IAG-IASPEI 2017

講演情報

Poster

IASPEI Symposia » S14. Upper mantle and transition zone dynamics and structure

[S14-P] Poster

2017年8月3日(木) 15:30 〜 16:30 Event Hall (The KOBE Chamber of Commerce and Industry, 2F)

15:30 〜 16:30

[S14-P-01] Unusually deep Bonin earthquake of 30 May 2015: A precursory signal to slab penetration

Masayuki Obayashi, Yoshio Fukao, Junko Yoshimitsu (Japan Agency for Marine-Earth Science and Technology, Knagawa, Japan)

An M7.9 earthquake occurred on 30 May 2015 at an unusual depth of 680 km downward and away from the well-defined Wadati–Benioff (WB) zone of the southern Bonin arc. To the north (northern Bonin), the subducted slab is stagnant above the upper–lower mantle boundary at 660-km depth, where the WB zone bends forward to sub-horizontal. To the south (northern Mariana), it penetrates the boundary, where the WB zone extends near-vertically down to the boundary. Thus, the southern Bonin slab can be regarded as being in a transitional state from slab stagnation to penetration. The transition is shown to happen rapidly within the northern half of the southern Bonin slab where the heel part of the shoelace configured stagnant slab hits the significantly depressed 660-km discontinuity.

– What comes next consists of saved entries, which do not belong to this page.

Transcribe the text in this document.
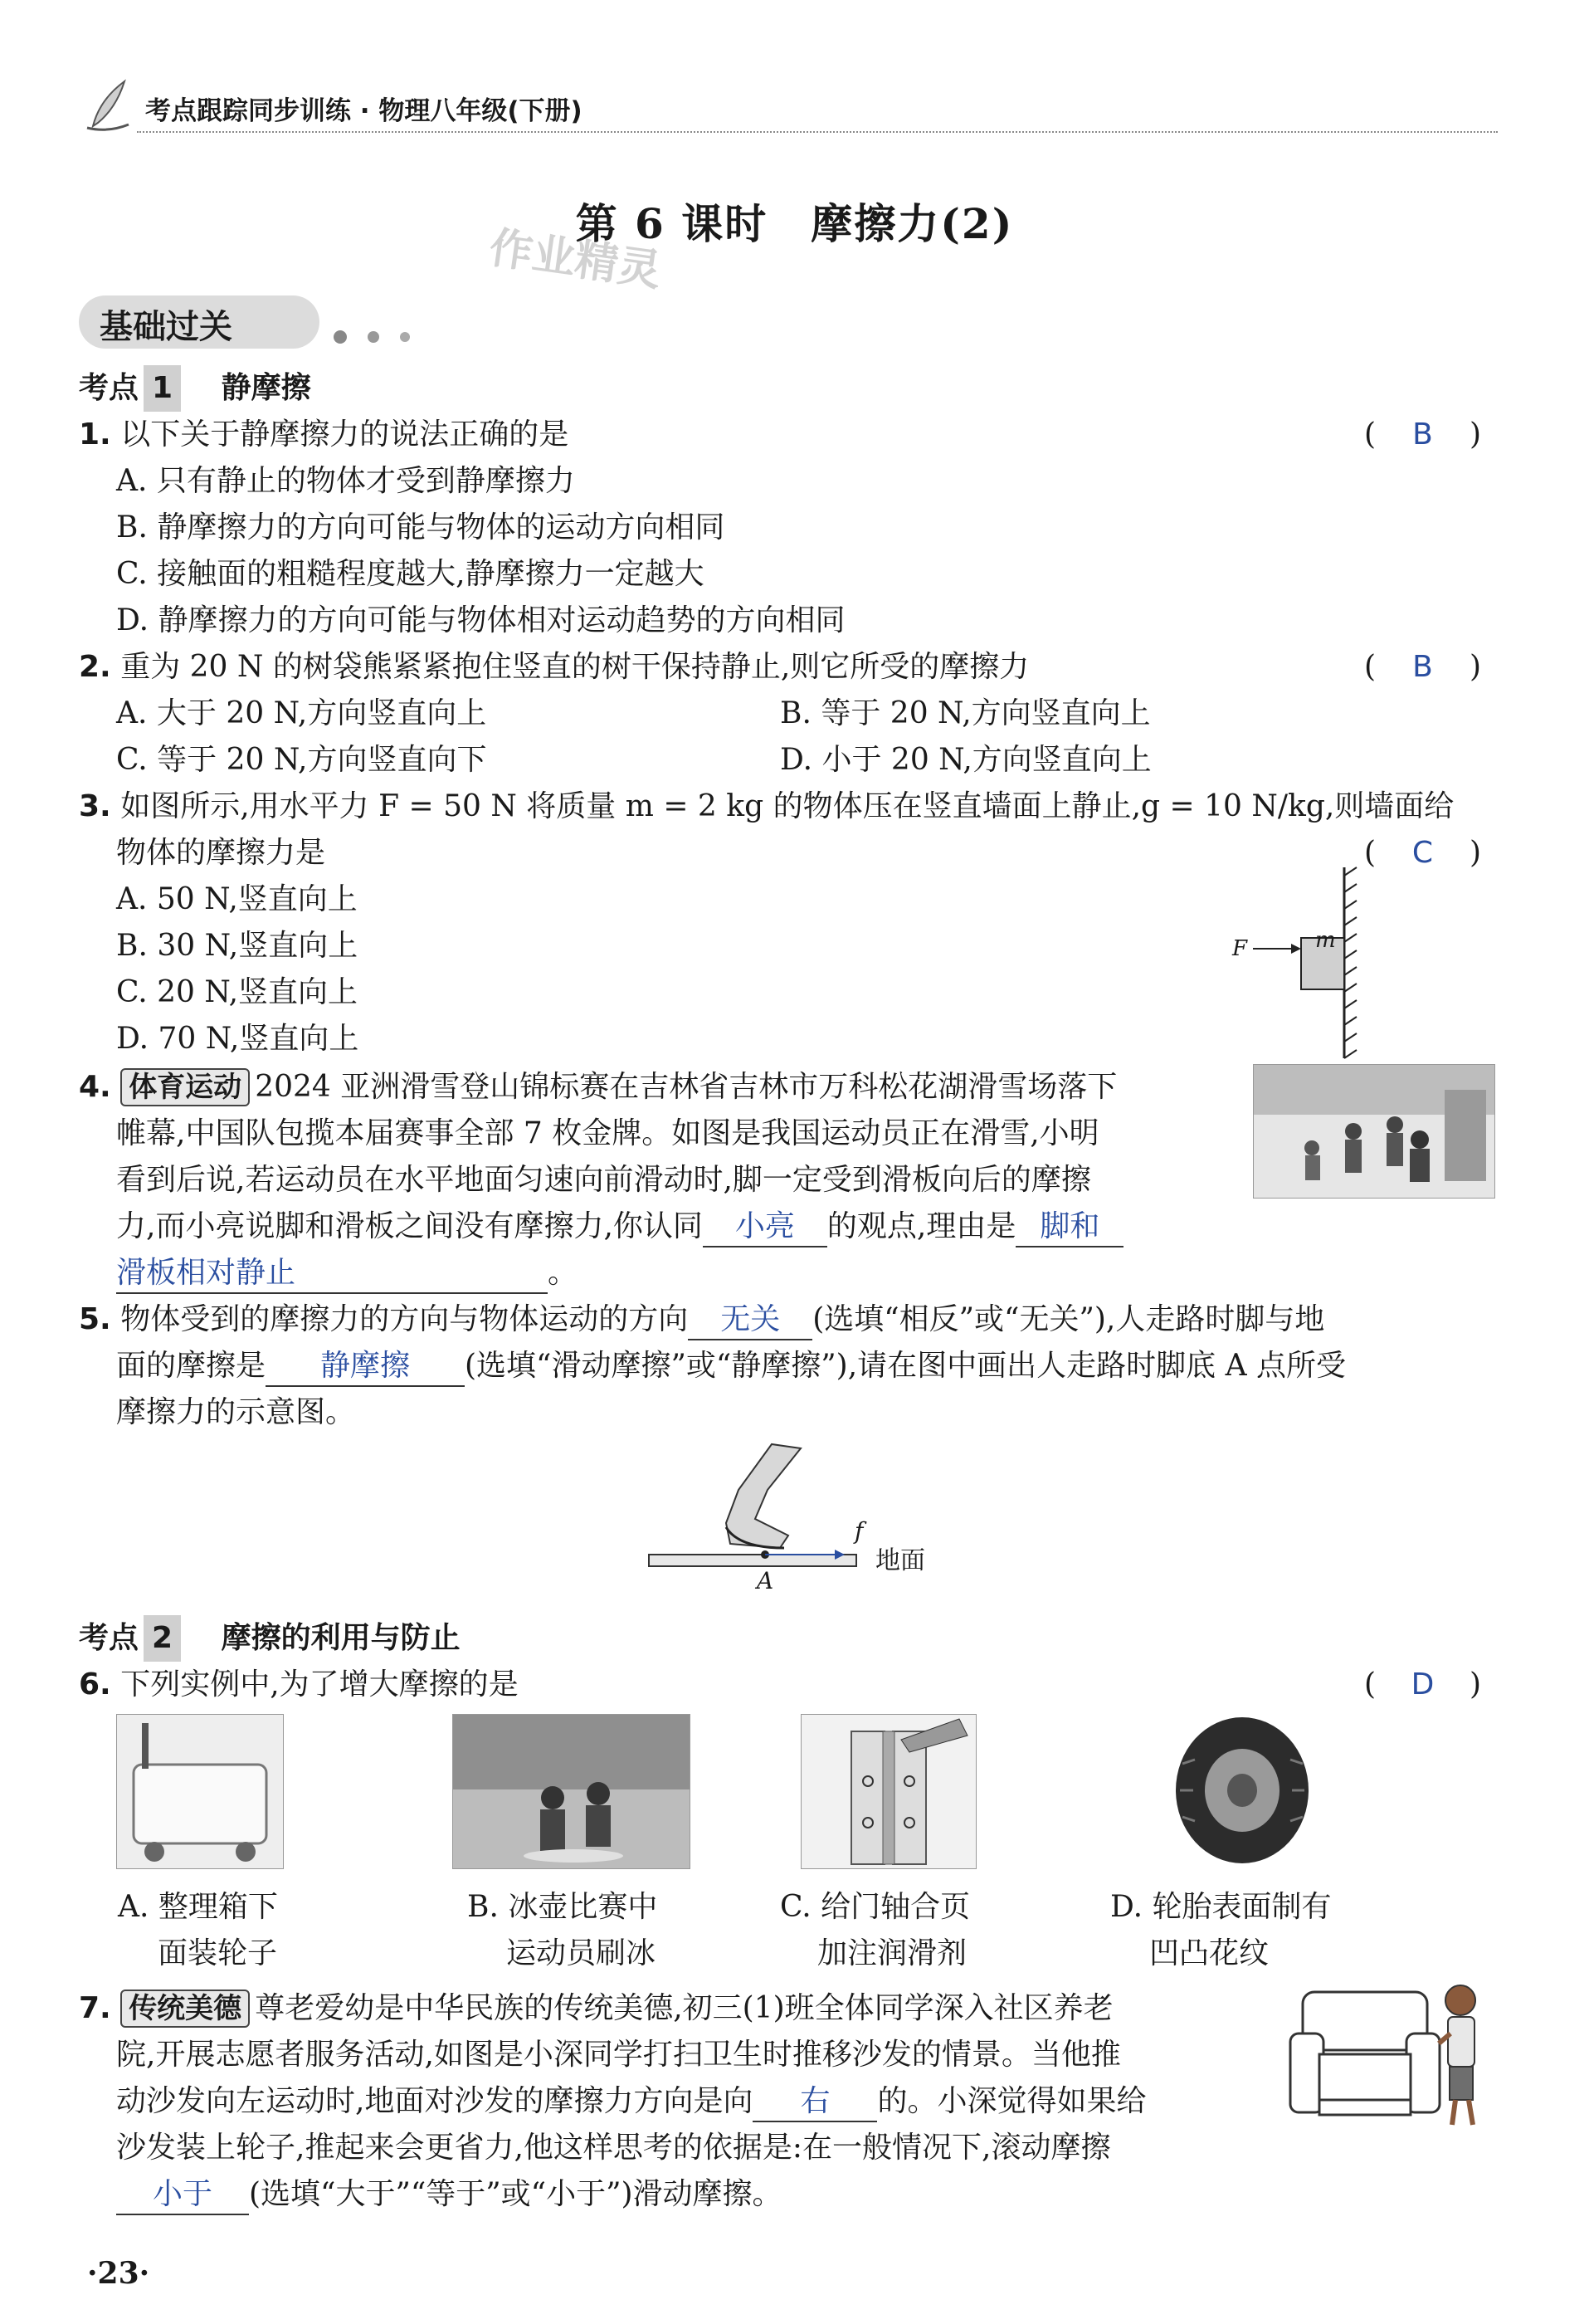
考点跟踪同步训练 · 物理八年级(下册)
第 6 课时　摩擦力(2)
作业精灵
基础过关
考点 1 静摩擦
1. 以下关于静摩擦力的说法正确的是	( B )
A. 只有静止的物体才受到静摩擦力
B. 静摩擦力的方向可能与物体的运动方向相同
C. 接触面的粗糙程度越大,静摩擦力一定越大
D. 静摩擦力的方向可能与物体相对运动趋势的方向相同
2. 重为 20 N 的树袋熊紧紧抱住竖直的树干保持静止,则它所受的摩擦力	( B )
A. 大于 20 N,方向竖直向上	B. 等于 20 N,方向竖直向上
C. 等于 20 N,方向竖直向下	D. 小于 20 N,方向竖直向上
3. 如图所示,用水平力 F = 50 N 将质量 m = 2 kg 的物体压在竖直墙面上静止,g = 10 N/kg,则墙面给
物体的摩擦力是	( C )
A. 50 N,竖直向上
B. 30 N,竖直向上
C. 20 N,竖直向上
D. 70 N,竖直向上
F	m
4. 体育运动 2024 亚洲滑雪登山锦标赛在吉林省吉林市万科松花湖滑雪场落下
帷幕,中国队包揽本届赛事全部 7 枚金牌。如图是我国运动员正在滑雪,小明
看到后说,若运动员在水平地面匀速向前滑动时,脚一定受到滑板向后的摩擦
力,而小亮说脚和滑板之间没有摩擦力,你认同 小亮 的观点,理由是 脚和
滑板相对静止	。
5. 物体受到的摩擦力的方向与物体运动的方向 无关 (选填“相反”或“无关”),人走路时脚与地
面的摩擦是 静摩擦 (选填“滑动摩擦”或“静摩擦”),请在图中画出人走路时脚底 A 点所受
摩擦力的示意图。
f
A
地面
考点 2 摩擦的利用与防止
6. 下列实例中,为了增大摩擦的是	( D )
A. 整理箱下
面装轮子
B. 冰壶比赛中
运动员刷冰
C. 给门轴合页
加注润滑剂
D. 轮胎表面制有
凹凸花纹
7. 传统美德 尊老爱幼是中华民族的传统美德,初三(1)班全体同学深入社区养老
院,开展志愿者服务活动,如图是小深同学打扫卫生时推移沙发的情景。当他推
动沙发向左运动时,地面对沙发的摩擦力方向是向 右 的。小深觉得如果给
沙发装上轮子,推起来会更省力,他这样思考的依据是:在一般情况下,滚动摩擦
小于 (选填“大于”“等于”或“小于”)滑动摩擦。
·23·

The mainshock and aftershocks took place in this heel part where they are sub-vertically aligned in approximate parallel to their maximum compressional axes. Here, the dips of the compressional axes of WB zone earthquakes change rapidly across the thickness of the slab from the eastern to western side and along the strike of the slab from the northern to southern side, suggesting rapid switching of the down dip compression axis in the shoe-shaped slab. Elastic deformation associated with the WB zone seismicity is calculated by viewing it as an integral part of the slab deformation process. With this deformation, the heel part is deepened relative to the arch part and is compressed sub-vertically and stretched sub-horizontally, a tendency consistent with the idea of progressive decent of the heel part in which near-vertical compressional stress is progressively accumulated to generate isolated shocks like the 2015 event and eventually to initiate slab penetration. The horizontal part of the stagnant slab is mechanically decoupled from the near-vertically downgoing part and is left over the 660-km discontinuity.